Il s’impose de dire au Président de l’UMS et au Ministre de la Justice que nous justiciables voulons bien respecter l’institution judiciaire, qui offre un service public payé et entretenu par les contribuables que nous sommes. Mais très souvent cette institution, à laquelle l’Etat en premier, doit être soumis, est le théâtre des plus grandes violations des droits que les textes sacrés, la religion y comprise, confèrent aux hommes et femmes d’un territoire déterminé.
Ils veulent se convaincre du contraire, mais les faits qui conduisent les justiciables à douter du caractère impartial de la loi et de l’institution qui doit la garantir sont nombreux. Je leur rappelle, à titre d’exemple, ces évènements, violations flagrantes de la loi, qui se sont déroulés sous leurs yeux de magistrats :
- lorsqu’un journaliste sous contrôle judiciaire est sorti du territoire national pour accomplir tranquillement sa Umrah, pendant que ce même droit est refusé à un Maire de commune et un journaliste qui pourtant devaient voyager pour des raisons médicales ;
- lorsque le président de la République a gracié un trafiquant de médicaments avant même un jugement définitif ;
- lorsque l’institution judicaire est restée sourde-muette devant les appels au meurtre proférés par des militants d’un parti auquel appartient le ministre de la justice, qui nous demande à nous de respecter la justice ;
- lorsque des avocats dont les noms sont cités dans une affaire dite privée ont refusé de déférer à toute convocation pour une audition par un magistrat instructeur ;
- lorsqu’un ministre a qualifié impunément des magistrats de la cour des comptes de « politiciens encagoulés » ;
- lorsqu’un un avocat d’une plaignante, dans une affaire dite privée, a refusé de s’astreindre à l’obligation du secret de l’instruction pourtant imposée à l’une des parties dans cette même affaire ;
- lorsqu’un avocat étranger a bénéficié d’une liberté avec contrôle judiciaire alors que pour cette même affaire, ses présumés « complices », des nationaux, croupissent toujours en prison ;
- lorsque l’institution judiciaire est restée passive devant les nombreuses pertes en vies humai nes depuis mars 2021 et refuse d’ouvrir les yeux sur les milices armées de mars 2021 et de juin 2023 ;
- lorsque, depuis 2012, les dossiers judiciaires d’opposants au régime ne sont pas traités dans le temps imparti par les textes que les autres dossiers similaires ;
- lorsque des justiciables, militants d’un parti politique, sont maintenus en détention sans jugement malgré l’expiration du délai requis pour l’instruction ;
- lorsque d’interminables retours de parquets sont normalisés en flagrante violation de la loi pénale ;
- etc.
La liste de griefs peut être kilométrique, car les violations des droits de justiciables sénégalais ont été aussi pléthoriques que flagrantes durant cette décennie. Quelle a été la réaction de l’institution judiciaire à laquelle vous faites référence face à ces multiples violations ? On ne peut se taire tant que nous demeurons des acteurs de la justice et bailleurs de son fonctionnement.

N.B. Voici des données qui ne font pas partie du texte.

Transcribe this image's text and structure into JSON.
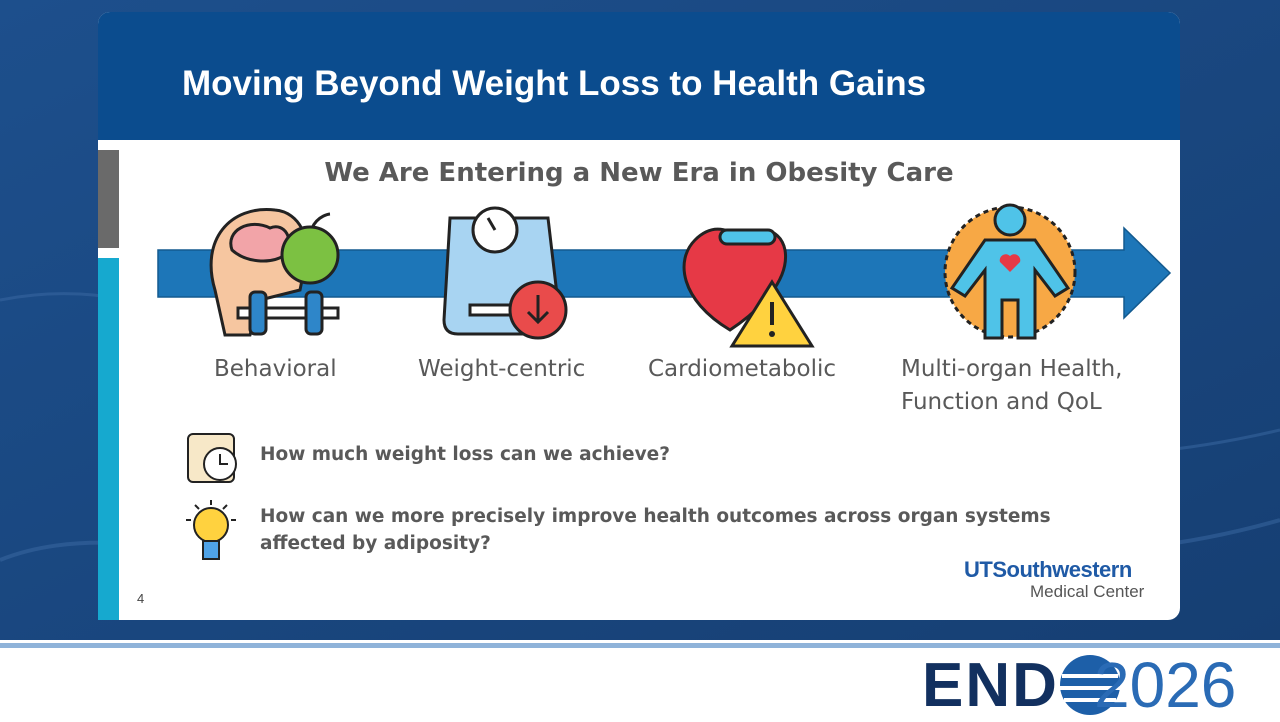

Ce que l’institution judiciaire semble avoir réussi ces derniers temps, c’est d’avoir institué deux justices : celle de l’oppresseur et celle destinée à l’opprimé. Cette impression, rien ne l’enlèvera jusqu’à ce que l’institution judiciaire elle-même, dans ses rares pans luisants qui subsistent encore, décide de corriger cela.
Dire que la justice fait partie des endroits les plus fréquentés par les citoyens témoigne de la confiance de ces derniers envers l’institution c’est être à des années lumières de la réalité des violations des droits les plus élémentaires. Le sérieux interdit de se vanter d’un tel indicateur.
Pour que l’institution judiciaire puisse réguler la société comme cela se fait ailleurs dans les pays véritablement démocratiques, il va falloir qu’elle arrive à faire son propre procès. Si elle refuse de le faire, les justiciables membres à part entière de cette institution auront raison de le faire, car la justice est rendue au nom du Peuple.